You can use XL-LEXEME to encode the meaning of words in specific contexts. It represents the state of the art in semantic change detection. Described in WiC Pretrained Model for Cross-Lingual LEXical sEMantic changE

Available here: https://github.com/pierluigic/xl-lexeme

Janus

janus With Janus you can generate sentences in which a word appears with a meaning you choose and in the writing style of the historical period you prefer (1700-200). Described in Sense-specific Historical Word Usage Generation

Available here: https://huggingface.co/ChangeIsKey/llama3-janus

Datasets

GWSD

The GWSD Dataset (Graded Word Sense Disambiguation Dataset) is a sense-annotated dataset designed for studying diachronic word usage and semantic change. It contains:

  • 2584 word usages from the Oxford English Dicitonary (OED) and

  • 2584 automatically generated word usage examples.
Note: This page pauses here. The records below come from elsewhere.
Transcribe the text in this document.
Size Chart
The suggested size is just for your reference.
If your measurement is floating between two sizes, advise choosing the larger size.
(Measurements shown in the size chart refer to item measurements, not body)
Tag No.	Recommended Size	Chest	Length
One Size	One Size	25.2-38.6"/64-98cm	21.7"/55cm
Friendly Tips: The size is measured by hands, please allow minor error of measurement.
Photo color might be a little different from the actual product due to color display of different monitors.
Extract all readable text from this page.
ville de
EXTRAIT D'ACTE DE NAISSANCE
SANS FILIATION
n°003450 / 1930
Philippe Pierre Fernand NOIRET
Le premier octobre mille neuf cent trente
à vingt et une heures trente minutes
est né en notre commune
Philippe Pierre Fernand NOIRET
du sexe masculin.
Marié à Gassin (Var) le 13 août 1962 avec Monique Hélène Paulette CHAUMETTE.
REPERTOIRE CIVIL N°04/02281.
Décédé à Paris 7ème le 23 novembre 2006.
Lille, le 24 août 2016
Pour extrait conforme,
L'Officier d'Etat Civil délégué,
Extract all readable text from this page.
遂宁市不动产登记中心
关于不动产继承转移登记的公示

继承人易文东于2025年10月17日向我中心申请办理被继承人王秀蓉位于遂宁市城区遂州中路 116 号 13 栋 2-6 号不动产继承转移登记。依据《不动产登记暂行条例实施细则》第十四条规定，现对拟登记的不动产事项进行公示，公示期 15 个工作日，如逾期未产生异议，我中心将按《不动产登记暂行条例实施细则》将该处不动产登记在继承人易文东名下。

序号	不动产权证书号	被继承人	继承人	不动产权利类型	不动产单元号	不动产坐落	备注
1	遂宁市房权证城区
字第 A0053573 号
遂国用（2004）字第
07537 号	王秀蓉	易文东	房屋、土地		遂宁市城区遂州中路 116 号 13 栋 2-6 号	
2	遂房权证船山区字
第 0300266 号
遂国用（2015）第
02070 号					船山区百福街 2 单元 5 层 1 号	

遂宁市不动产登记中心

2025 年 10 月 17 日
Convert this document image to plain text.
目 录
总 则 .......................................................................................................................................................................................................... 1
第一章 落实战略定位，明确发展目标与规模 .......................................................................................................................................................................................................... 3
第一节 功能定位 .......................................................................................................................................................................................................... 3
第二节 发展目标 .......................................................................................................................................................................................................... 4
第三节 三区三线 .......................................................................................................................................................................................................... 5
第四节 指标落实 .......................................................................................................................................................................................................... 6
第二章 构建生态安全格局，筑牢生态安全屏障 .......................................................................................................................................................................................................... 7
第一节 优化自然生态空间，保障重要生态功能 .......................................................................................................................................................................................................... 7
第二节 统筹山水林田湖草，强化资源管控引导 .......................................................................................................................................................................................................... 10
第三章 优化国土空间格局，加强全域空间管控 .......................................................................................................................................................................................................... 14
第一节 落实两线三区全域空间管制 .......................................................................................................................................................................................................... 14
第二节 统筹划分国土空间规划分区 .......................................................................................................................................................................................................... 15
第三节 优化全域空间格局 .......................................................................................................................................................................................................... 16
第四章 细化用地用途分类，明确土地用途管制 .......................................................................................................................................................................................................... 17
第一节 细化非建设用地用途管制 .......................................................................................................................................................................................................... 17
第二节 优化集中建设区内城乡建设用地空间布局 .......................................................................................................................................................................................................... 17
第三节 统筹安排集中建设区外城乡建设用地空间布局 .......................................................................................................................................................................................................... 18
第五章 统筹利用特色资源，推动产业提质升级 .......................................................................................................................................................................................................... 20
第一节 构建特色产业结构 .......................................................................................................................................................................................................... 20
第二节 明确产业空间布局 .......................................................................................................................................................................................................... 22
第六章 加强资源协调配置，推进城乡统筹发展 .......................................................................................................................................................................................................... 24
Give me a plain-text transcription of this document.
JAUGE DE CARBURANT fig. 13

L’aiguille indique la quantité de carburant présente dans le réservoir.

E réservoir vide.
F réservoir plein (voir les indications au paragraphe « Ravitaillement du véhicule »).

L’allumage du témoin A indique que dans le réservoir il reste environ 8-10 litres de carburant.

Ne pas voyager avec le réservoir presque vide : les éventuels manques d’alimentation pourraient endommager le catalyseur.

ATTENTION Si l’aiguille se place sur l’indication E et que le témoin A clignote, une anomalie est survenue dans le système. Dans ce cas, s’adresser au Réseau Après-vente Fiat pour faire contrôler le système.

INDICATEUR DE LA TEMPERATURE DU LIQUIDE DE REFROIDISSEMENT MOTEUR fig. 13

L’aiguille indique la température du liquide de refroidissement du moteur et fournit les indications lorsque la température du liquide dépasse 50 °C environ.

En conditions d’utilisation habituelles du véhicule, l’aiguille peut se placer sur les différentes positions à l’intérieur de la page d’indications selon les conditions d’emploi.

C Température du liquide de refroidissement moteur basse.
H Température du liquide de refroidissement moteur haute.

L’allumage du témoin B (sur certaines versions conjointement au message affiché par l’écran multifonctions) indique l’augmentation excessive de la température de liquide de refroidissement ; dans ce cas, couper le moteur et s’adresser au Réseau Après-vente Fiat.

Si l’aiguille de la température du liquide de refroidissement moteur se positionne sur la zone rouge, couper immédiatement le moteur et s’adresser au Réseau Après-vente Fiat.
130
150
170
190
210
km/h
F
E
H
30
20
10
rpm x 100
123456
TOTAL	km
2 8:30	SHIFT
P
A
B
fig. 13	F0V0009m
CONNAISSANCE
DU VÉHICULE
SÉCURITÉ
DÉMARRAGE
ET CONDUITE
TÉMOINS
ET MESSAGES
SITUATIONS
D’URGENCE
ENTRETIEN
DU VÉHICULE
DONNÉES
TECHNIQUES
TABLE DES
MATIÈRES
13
In particular, the automatically generated word usage are obtained using Janus, a fine-tuned language model trained on the Oxford English Dictionary (OED), allowing for temporally aligned and sense-specific word usage examples spanning historical periods from 1700–2010. Described in Sense-specific Historical Word Usage Generation

Available here: https://zenodo.org/records/14974455

DWUG IT: Diachronic Word Usage Graphs for Italian

DWUG IT provides sense annotations for up to 50 sentences for each time period (1948–1960 and 1970–1990) and for each of the 18 target words. The annotations were performed on the Italian corpus L’Unità.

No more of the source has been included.